Now Lamees put a small plate of dates in front of Fatimah to break the fast. But after the dusk call to prayer signaling the end of the fast, she noticed that Fatimah didn’t tear into the dates as she had expected. In fact, she was so busy preparing the Vimto** drink and the salad that she didn’t break her fast with so much as a single bite until twenty minutes later. Fatimah could see Lamees’s surprise. Sunnis break their fast as soon as the sound of the Athan*** makes its way to their ears from the nearby mosque. But Fatimah told her friend that their custom was not to eat the moment they heard the call to prayer by a Sunni Imam,§ but to wait awhile in order to be certain of nightfall, in a way of striving for accuracy.
Now Lamees’s curiosity about Shiite traditions was really roused. She plunged in, asking her friend about the decorations hung on the walls in her apartment. The elegant Arabic script suggested some religious meaning. Fatimah explained that the decorations were hung for some rites that the Shiites celebrated every year halfway through the Arabic month of Sha’ban, the month right before Ramadan.

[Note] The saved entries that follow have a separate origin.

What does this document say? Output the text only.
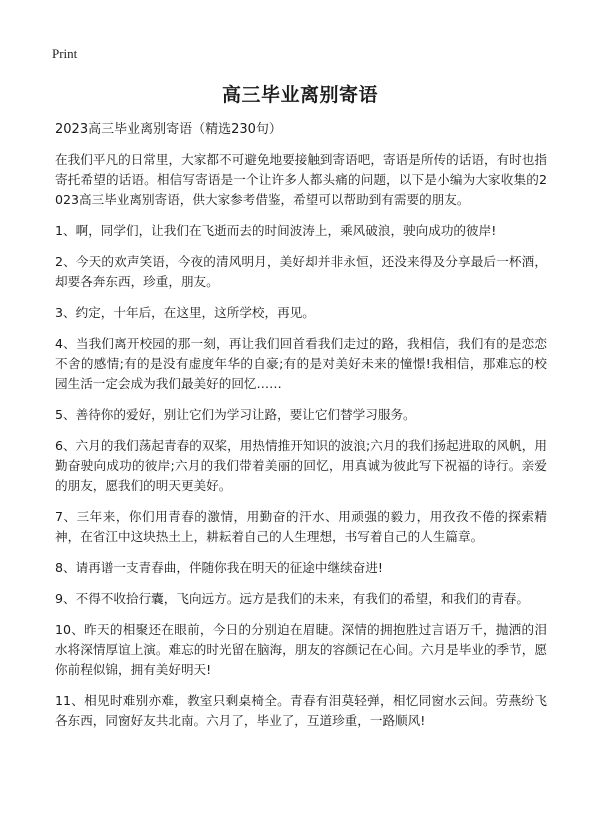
Print
高三毕业离别寄语

2023高三毕业离别寄语（精选230句）

在我们平凡的日常里，大家都不可避免地要接触到寄语吧，寄语是所传的话语，有时也指寄托希望的话语。相信写寄语是一个让许多人都头痛的问题，以下是小编为大家收集的2023高三毕业离别寄语，供大家参考借鉴，希望可以帮助到有需要的朋友。

1、啊，同学们，让我们在飞逝而去的时间波涛上，乘风破浪，驶向成功的彼岸!

2、今天的欢声笑语，今夜的清风明月，美好却并非永恒，还没来得及分享最后一杯酒，却要各奔东西，珍重，朋友。

3、约定，十年后，在这里，这所学校，再见。

4、当我们离开校园的那一刻，再让我们回首看我们走过的路，我相信，我们有的是恋恋不舍的感情;有的是没有虚度年华的自豪;有的是对美好未来的憧憬!我相信，那难忘的校园生活一定会成为我们最美好的回忆……

5、善待你的爱好，别让它们为学习让路，要让它们替学习服务。

6、六月的我们荡起青春的双桨，用热情推开知识的波浪;六月的我们扬起进取的风帆，用勤奋驶向成功的彼岸;六月的我们带着美丽的回忆，用真诚为彼此写下祝福的诗行。亲爱的朋友，愿我们的明天更美好。

7、三年来，你们用青春的激情，用勤奋的汗水、用顽强的毅力，用孜孜不倦的探索精神，在省江中这块热土上，耕耘着自己的人生理想，书写着自己的人生篇章。

8、请再谱一支青春曲，伴随你我在明天的征途中继续奋进!

9、不得不收拾行囊，飞向远方。远方是我们的未来，有我们的希望，和我们的青春。

10、昨天的相聚还在眼前，今日的分别迫在眉睫。深情的拥抱胜过言语万千，抛洒的泪水将深情厚谊上演。难忘的时光留在脑海，朋友的容颜记在心间。六月是毕业的季节，愿你前程似锦，拥有美好明天!

11、相见时难别亦难，教室只剩桌椅全。青春有泪莫轻弹，相忆同窗水云间。劳燕纷飞各东西，同窗好友共北南。六月了，毕业了，互道珍重，一路顺风!
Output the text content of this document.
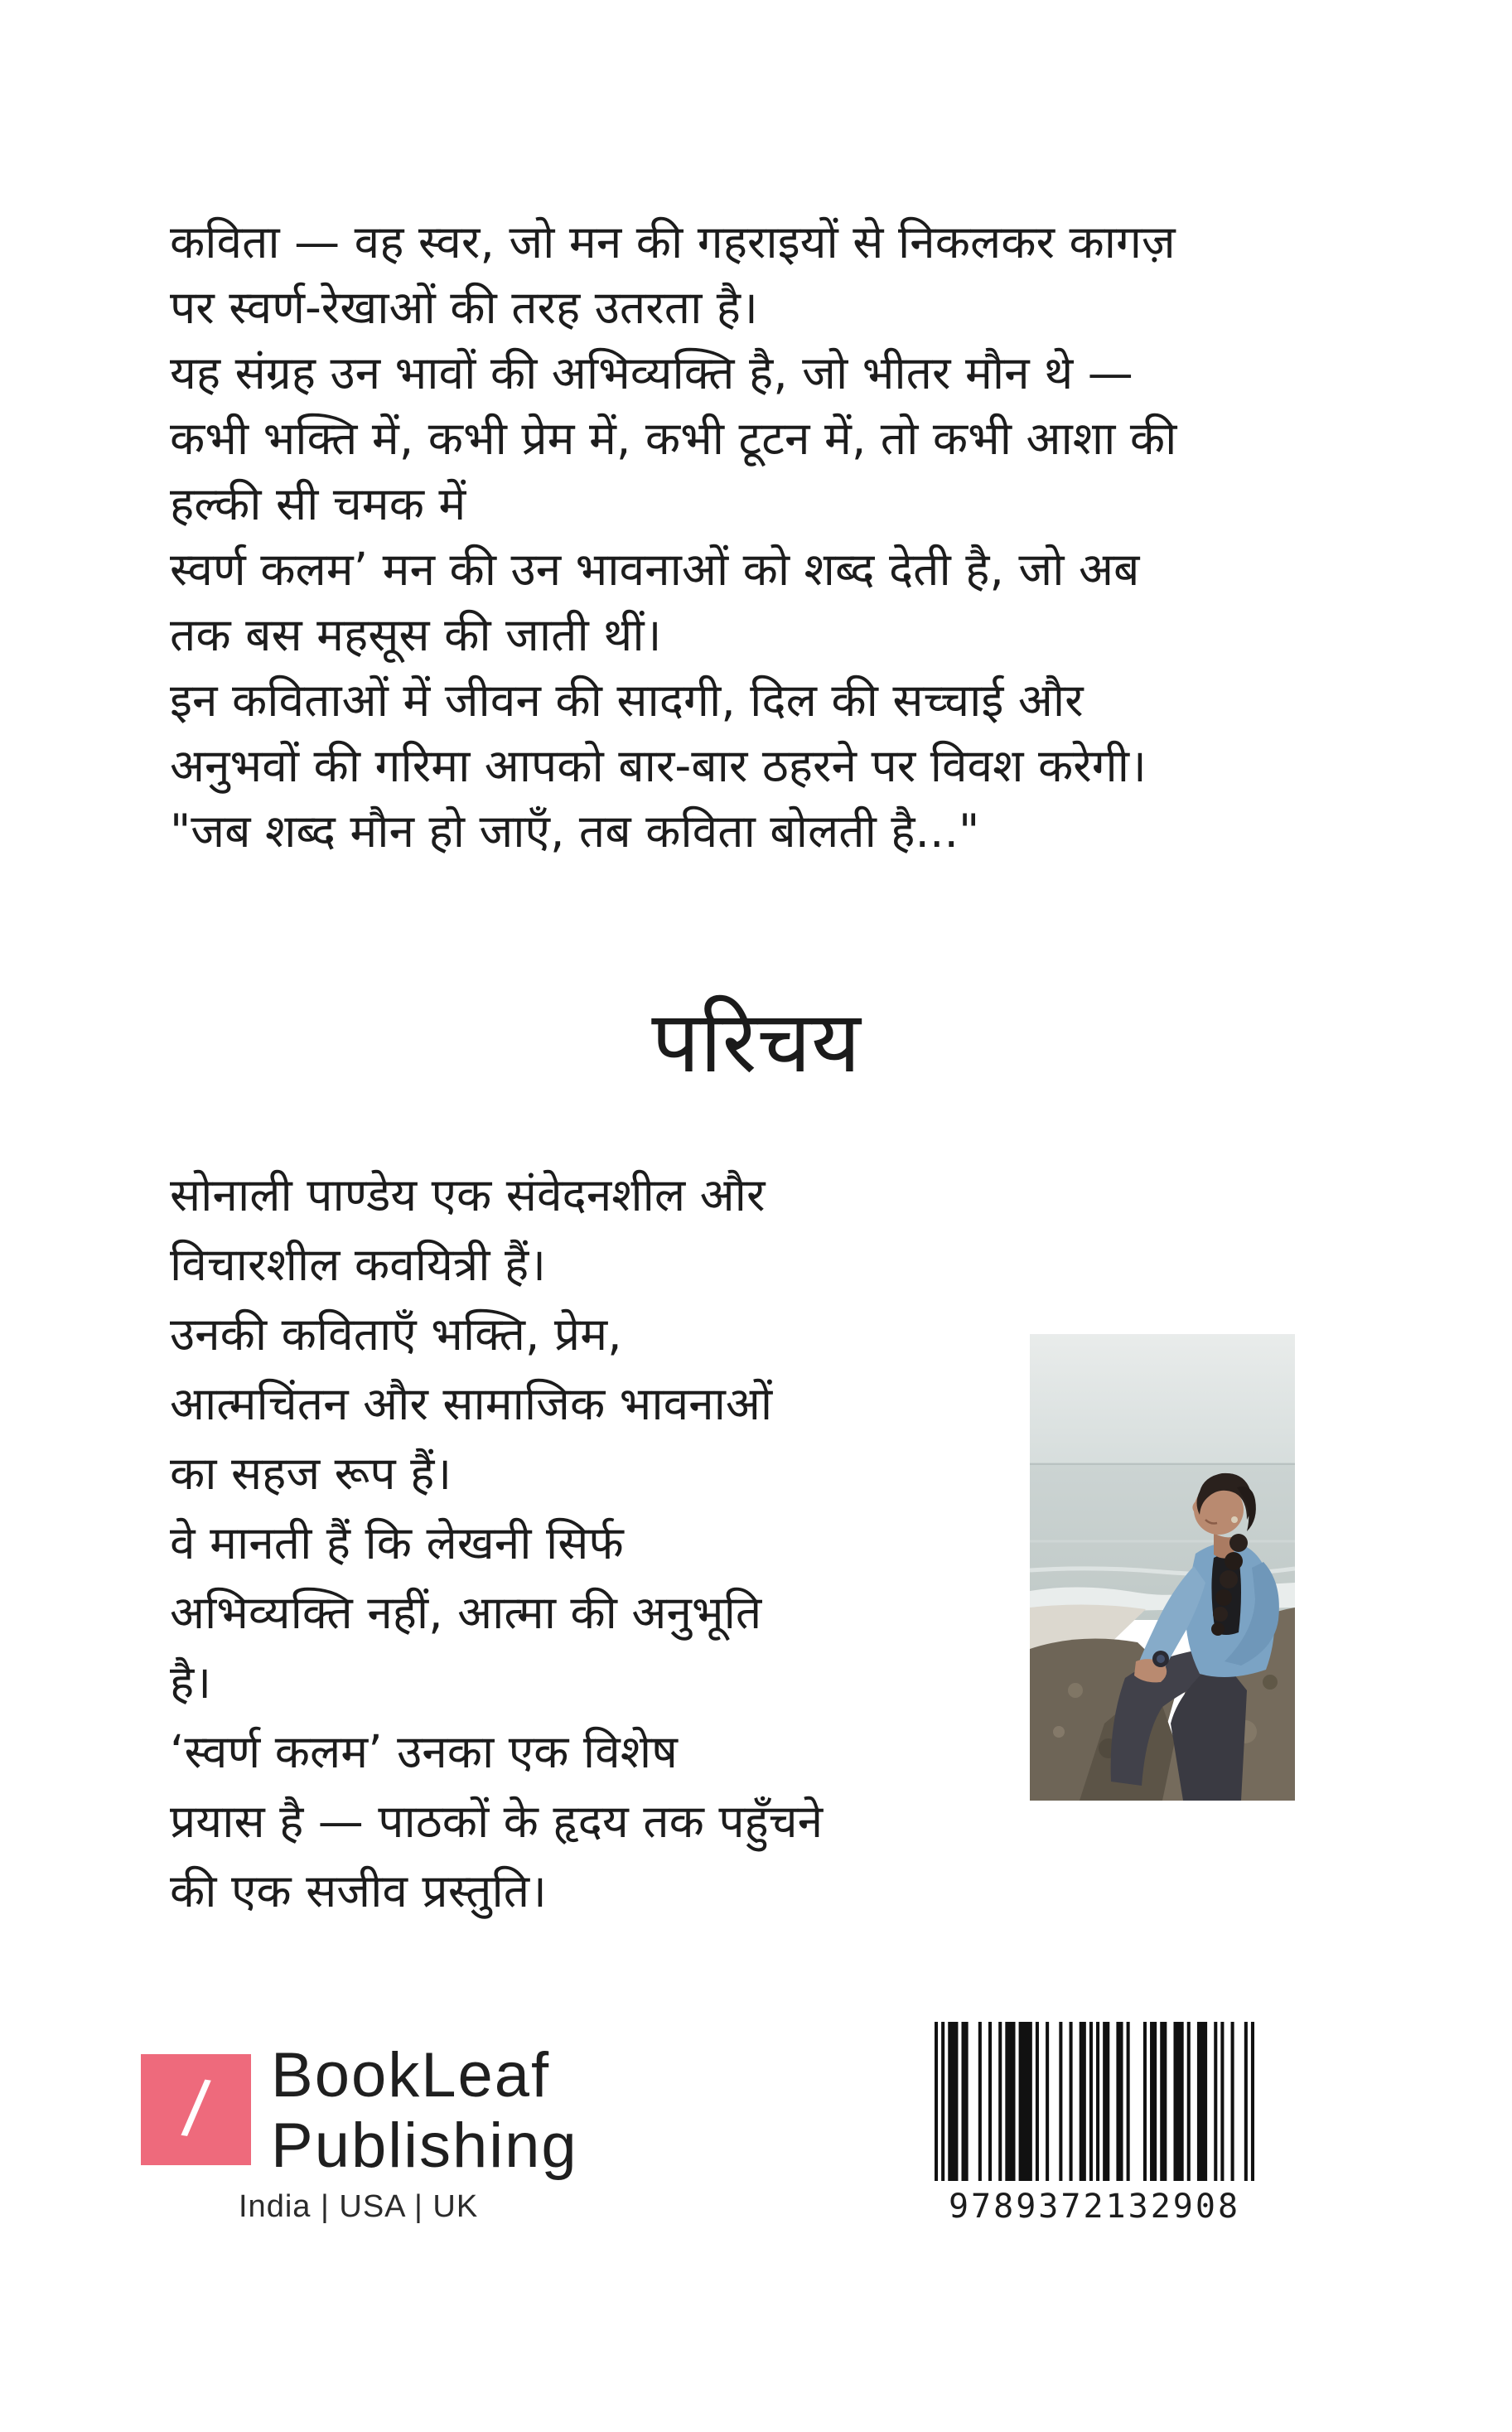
कविता — वह स्वर, जो मन की गहराइयों से निकलकर कागज़
पर स्वर्ण-रेखाओं की तरह उतरता है।
यह संग्रह उन भावों की अभिव्यक्ति है, जो भीतर मौन थे —
कभी भक्ति में, कभी प्रेम में, कभी टूटन में, तो कभी आशा की
हल्की सी चमक में
स्वर्ण कलम’ मन की उन भावनाओं को शब्द देती है, जो अब
तक बस महसूस की जाती थीं।
इन कविताओं में जीवन की सादगी, दिल की सच्चाई और
अनुभवों की गरिमा आपको बार-बार ठहरने पर विवश करेगी।
"जब शब्द मौन हो जाएँ, तब कविता बोलती है..."
परिचय
सोनाली पाण्डेय एक संवेदनशील और
विचारशील कवयित्री हैं।
उनकी कविताएँ भक्ति, प्रेम,
आत्मचिंतन और सामाजिक भावनाओं
का सहज रूप हैं।
वे मानती हैं कि लेखनी सिर्फ
अभिव्यक्ति नहीं, आत्मा की अनुभूति
है।
‘स्वर्ण कलम’ उनका एक विशेष
प्रयास है — पाठकों के हृदय तक पहुँचने
की एक सजीव प्रस्तुति।
/ BookLeaf
Publishing
India | USA | UK	9789372132908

Then Lamees asked Fatimah about some photographs she had seen in the wedding album of Fatimah’s older sister. At the time, she thought they were strange but refrained from asking about them. There were photos showing the bride and groom dipping their bare feet in a large silver basin, coins scattered around the bottom. Two grandmothers were pouring water over the couple’s feet. This was just one of their wedding traditions, Fatimah told her, akin to the practice of drawing patterns in henna on the bride’s hands or the elaborate unveiling ceremony. They would rub the bride’s and groom’s feet in water that had been blessed by having verses from the Qur’an and certain prayers recited over it. Coins were tossed in front of their feet as alms to bless their marriage.
Fatimah answered her friend’s questions simply and directly, laughing at the surprise and wonder on her face. When the conversation started to go too far, though, they both sensed the tension in the air. Either one of them could at any moment say something that would appear to disparage the other’s version of her faith. So they stopped the question-and-answer session and moved quietly into the living room to watch the popular sitcom Tash ma Tash the Saudi TV aired every Ramadan after Fotoor time. At least that was something that both Sunnis and Shiites in Saudi Arabia agreed on!
Tamadur was first to reject her sister’s relationship with this rejectionist. She made it very clear to Lamees that all of the girls she knew at college were making fun of the friendship.